Exactly 60 years ago, Danish cyclist Knud Enemark Jensen died during the Olympic Games in Rome. He died while racing after feeling ill and falling off his bike. Speculation that the athlete took doping before his death and died because of it gave a powerful impetus to the creation of the entire anti-doping system in world sport.

Jensen was born in Aarhus in 1936. After moving to Copenhagen, he married the niece of two-time Olympic champion Henry Hansen and became a promising cyclist. He joined the Danish national team to participate in the Olympic Games in Rome and on August 26 went with his partners to the start of the team road race.

The conditions in which the race took place between Rome and Ostia were unbearable. At some point, the air temperature exceeded 40 ° C. The participants had to overcome a distance of 100 km, and not everyone coped with this task.

In the middle of the journey, the Dane Jorgen Jorgensen felt ill and had to get off. Thus, he did not leave the partners the right to make mistakes - they could no longer stop, otherwise the team's result would not have been counted. 

Closer to the finish line, Jensen complained about his health. He began to lose control of the bike and lag behind others. To keep the race going, the two remaining partners Wagn Bangsborg and Nils Bounsø surrounded Jensen on both sides and held him with their hands. But this did not help Knud. Finally, he fell off his bike, fell to the ground and hit his head.
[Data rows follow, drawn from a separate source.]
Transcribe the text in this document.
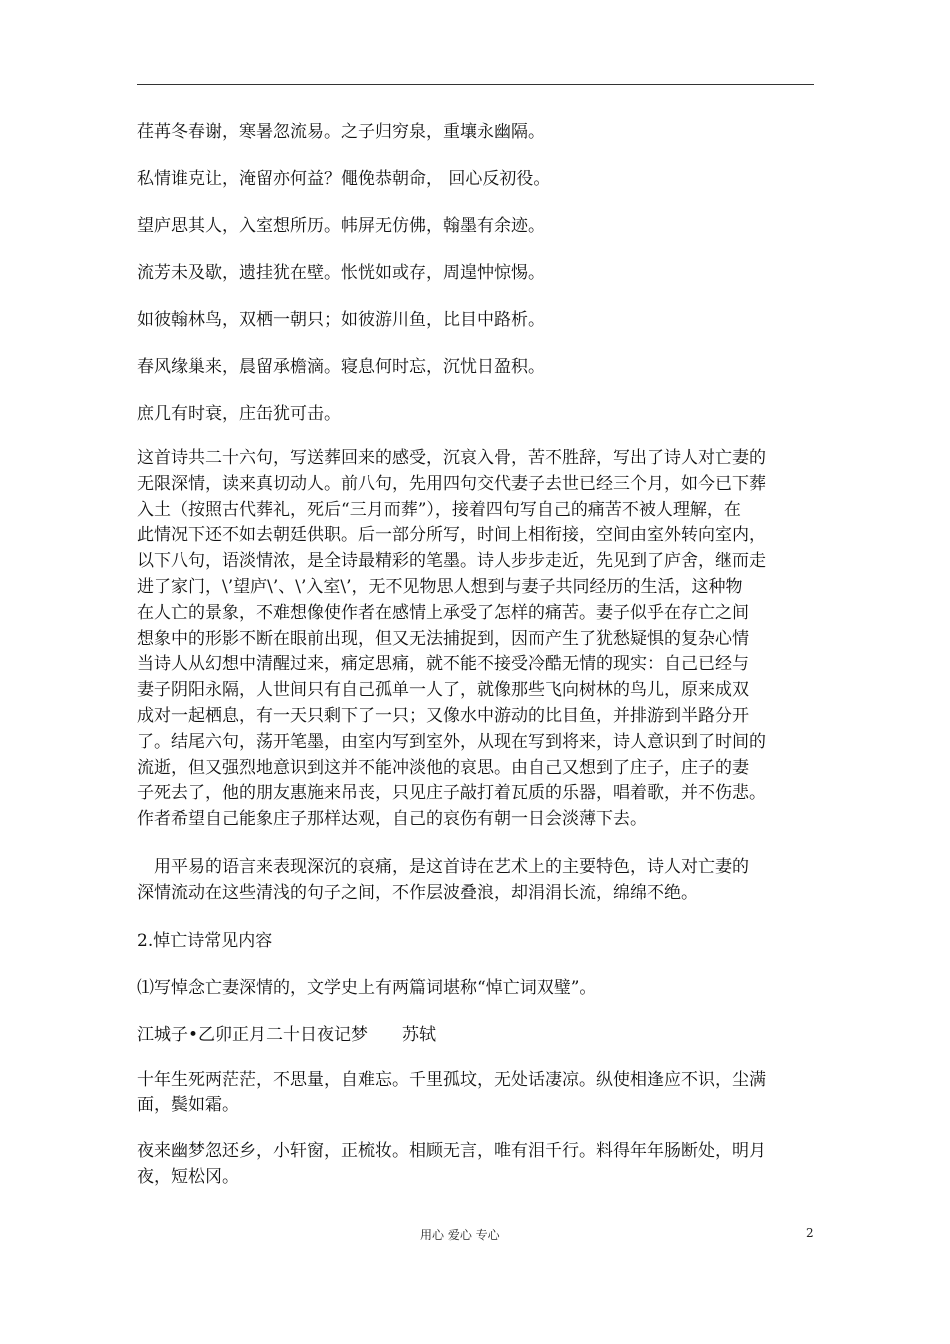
荏苒冬春谢，寒暑忽流易。之子归穷泉，重壤永幽隔。
私情谁克让，淹留亦何益？僶俛恭朝命， 回心反初役。
望庐思其人，入室想所历。帏屏无仿佛，翰墨有余迹。
流芳未及歇，遗挂犹在壁。怅恍如或存，周遑忡惊惕。
如彼翰林鸟，双栖一朝只；如彼游川鱼，比目中路析。
春风缘巢来，晨留承檐滴。寝息何时忘，沉忧日盈积。
庶几有时衰，庄缶犹可击。

这首诗共二十六句，写送葬回来的感受，沉哀入骨，苦不胜辞，写出了诗人对亡妻的

无限深情，读来真切动人。前八句，先用四句交代妻子去世已经三个月，如今已下葬

入土（按照古代葬礼，死后“三月而葬”），接着四句写自己的痛苦不被人理解，在

此情况下还不如去朝廷供职。后一部分所写，时间上相衔接，空间由室外转向室内，

以下八句，语淡情浓，是全诗最精彩的笔墨。诗人步步走近，先见到了庐舍，继而走

进了家门，\’望庐\’、\’入室\’，无不见物思人想到与妻子共同经历的生活，这种物

在人亡的景象，不难想像使作者在感情上承受了怎样的痛苦。妻子似乎在存亡之间

想象中的形影不断在眼前出现，但又无法捕捉到，因而产生了犹愁疑惧的复杂心情

当诗人从幻想中清醒过来，痛定思痛，就不能不接受冷酷无情的现实：自己已经与

妻子阴阳永隔，人世间只有自己孤单一人了，就像那些飞向树林的鸟儿，原来成双

成对一起栖息，有一天只剩下了一只；又像水中游动的比目鱼，并排游到半路分开

了。结尾六句，荡开笔墨，由室内写到室外，从现在写到将来，诗人意识到了时间的

流逝，但又强烈地意识到这并不能冲淡他的哀思。由自己又想到了庄子，庄子的妻

子死去了，他的朋友惠施来吊丧，只见庄子敲打着瓦质的乐器，唱着歌，并不伤悲。

作者希望自己能象庄子那样达观，自己的哀伤有朝一日会淡薄下去。

　用平易的语言来表现深沉的哀痛，是这首诗在艺术上的主要特色，诗人对亡妻的

深情流动在这些清浅的句子之间，不作层波叠浪，却涓涓长流，绵绵不绝。

2.悼亡诗常见内容
⑴写悼念亡妻深情的，文学史上有两篇词堪称“悼亡词双璧”。
江城子•乙卯正月二十日夜记梦　　苏轼

十年生死两茫茫，不思量，自难忘。千里孤坟，无处话凄凉。纵使相逢应不识，尘满

面，鬓如霜。

夜来幽梦忽还乡，小轩窗，正梳妆。相顾无言，唯有泪千行。料得年年肠断处，明月

夜，短松冈。

用心 爱心 专心	2
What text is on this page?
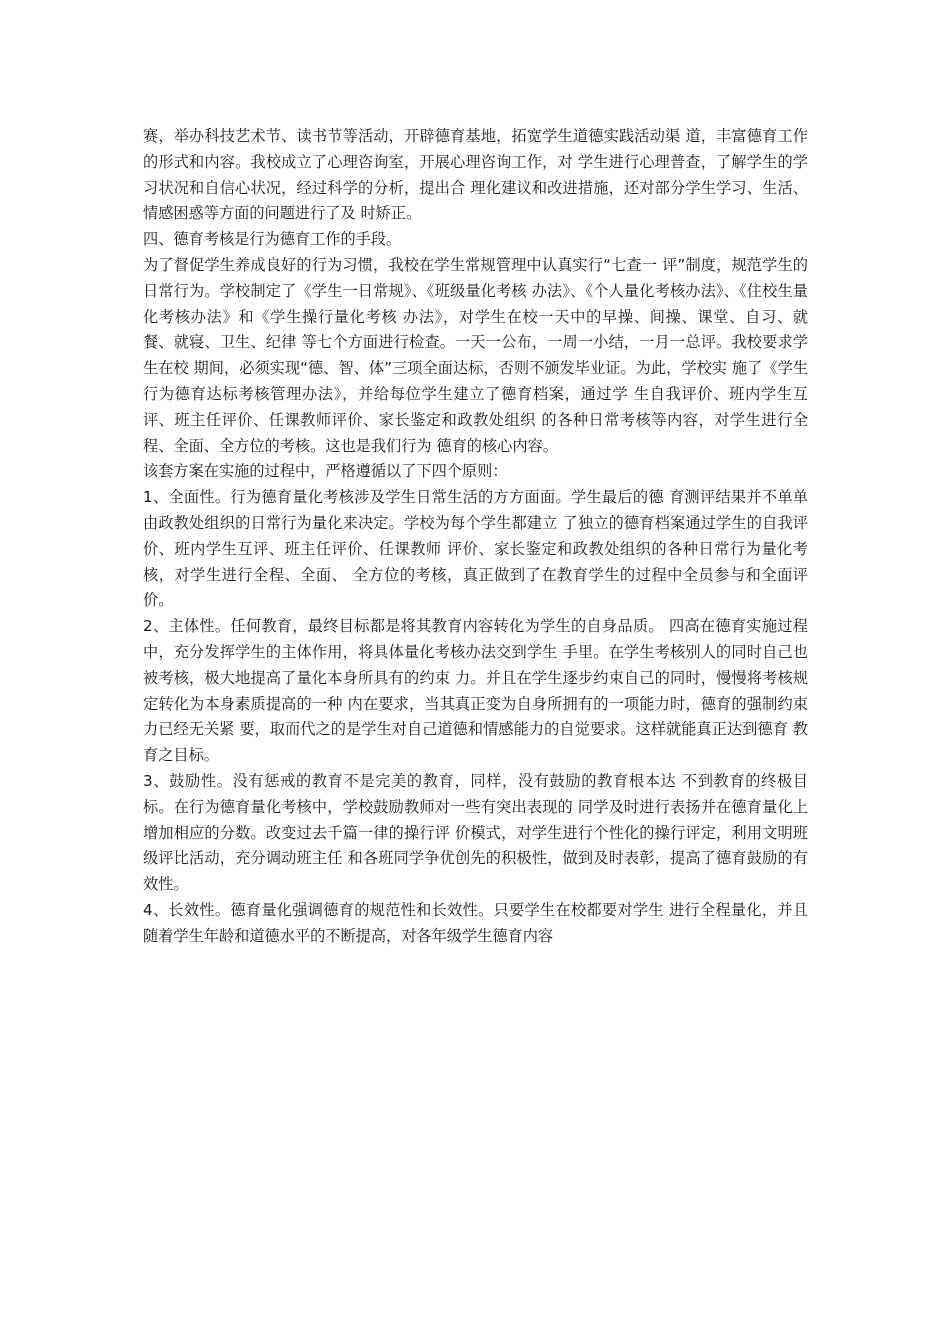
赛，举办科技艺术节、读书节等活动，开辟德育基地，拓宽学生道德实践活动渠 道，丰富德育工作的形式和内容。我校成立了心理咨询室，开展心理咨询工作，对 学生进行心理普查，了解学生的学习状况和自信心状况，经过科学的分析，提出合 理化建议和改进措施，还对部分学生学习、生活、情感困惑等方面的问题进行了及 时矫正。

四、德育考核是行为德育工作的手段。

为了督促学生养成良好的行为习惯，我校在学生常规管理中认真实行“七查一 评”制度，规范学生的日常行为。学校制定了《学生一日常规》、《班级量化考核 办法》、《个人量化考核办法》、《住校生量化考核办法》和《学生操行量化考核 办法》，对学生在校一天中的早操、间操、课堂、自习、就餐、就寝、卫生、纪律 等七个方面进行检查。一天一公布，一周一小结，一月一总评。我校要求学生在校 期间，必须实现“德、智、体”三项全面达标，否则不颁发毕业证。为此，学校实 施了《学生行为德育达标考核管理办法》，并给每位学生建立了德育档案，通过学 生自我评价、班内学生互评、班主任评价、任课教师评价、家长鉴定和政教处组织 的各种日常考核等内容，对学生进行全程、全面、全方位的考核。这也是我们行为 德育的核心内容。

该套方案在实施的过程中，严格遵循以了下四个原则：

1、全面性。行为德育量化考核涉及学生日常生活的方方面面。学生最后的德 育测评结果并不单单由政教处组织的日常行为量化来决定。学校为每个学生都建立 了独立的德育档案通过学生的自我评价、班内学生互评、班主任评价、任课教师 评价、家长鉴定和政教处组织的各种日常行为量化考核，对学生进行全程、全面、 全方位的考核，真正做到了在教育学生的过程中全员参与和全面评价。

2、主体性。任何教育，最终目标都是将其教育内容转化为学生的自身品质。 四高在德育实施过程中，充分发挥学生的主体作用，将具体量化考核办法交到学生 手里。在学生考核别人的同时自己也被考核，极大地提高了量化本身所具有的约束 力。并且在学生逐步约束自己的同时，慢慢将考核规定转化为本身素质提高的一种 内在要求，当其真正变为自身所拥有的一项能力时，德育的强制约束力已经无关紧 要，取而代之的是学生对自己道德和情感能力的自觉要求。这样就能真正达到德育 教育之目标。

3、鼓励性。没有惩戒的教育不是完美的教育，同样，没有鼓励的教育根本达 不到教育的终极目标。在行为德育量化考核中，学校鼓励教师对一些有突出表现的 同学及时进行表扬并在德育量化上增加相应的分数。改变过去千篇一律的操行评 价模式，对学生进行个性化的操行评定，利用文明班级评比活动，充分调动班主任 和各班同学争优创先的积极性，做到及时表彰，提高了德育鼓励的有效性。

4、长效性。德育量化强调德育的规范性和长效性。只要学生在校都要对学生 进行全程量化，并且随着学生年龄和道德水平的不断提高，对各年级学生德育内容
He was taken to a medical tent, which was unventilated and extremely stuffy. Doctors tried for two hours to revive Jensen, but he died. 

Jensen became the second and still the last athlete to die right during the Olympic competition. Before him, this happened with the Portuguese marathon runner Francisco Lazaro in 1912, who rubbed himself with wax so as not to sweat during the race, but thereby only heated his body to a critical temperature. In 2010, the sports world was also shocked by the death of Georgian luge Nodar Kumaritashvili, but he crashed during a training run, not during the competition itself.

Jensen's death was suddenly shrouded in a series of myths and legends. The media immediately published statements from the Danish coach Oluf Jorgensen that he allegedly gave his athletes the drug roniacol, which dilates blood vessels. However, he soon refuted his own words. Danish cyclists also refused to admit they were taking any medication to improve their performance.

Subsequently, the version began to spread that Jensen allegedly used amphetamine. Nowadays, this stimulant is a doping and is prohibited for use if there is no doctor's prescription for its use. But at that time, the fight against doping did not exist, and the use of amphetamine was common in various sports, including cycling.

Officially, the use of any drugs, the negative effects of which could lead to the death of Jensen, were not reported. The Italian doctors who performed the autopsy concluded that heatstroke was the cause of the athlete's death, and no foreign substances were found in his body.

At the same time, the full report was not publicly made public and was intended only for the family of the deceased, which is why the version about the possible role of doping in Jensen's death continued to live. She was also supported by the allegedly made later confessions of one of the doctors that amphetamine was still found in the blood of a cyclist.

The version that Jensen died due to doping was maintained at the highest level. This was mentioned in the documents of the International Olympic Committee, for some time information about this was on the official website of the World Anti-Doping Agency, and the page of the International Gymnastics Federation still claims that amphetamine was found in Jensen.

This incident gave impetus to the start of the fight against doping in world sports. In 1964, the IOC condemned the use of various drugs to improve performance and announced that it would fight and punish delinquent athletes. Already at the Tokyo Olympics, the first doping control was carried out, which today is an integral part of sports.

The death of Jensen, which continued to be attributed to prohibited substances, became the rationale for the need to fight doping. If not for this incident, the sport could have taken a completely different path of development.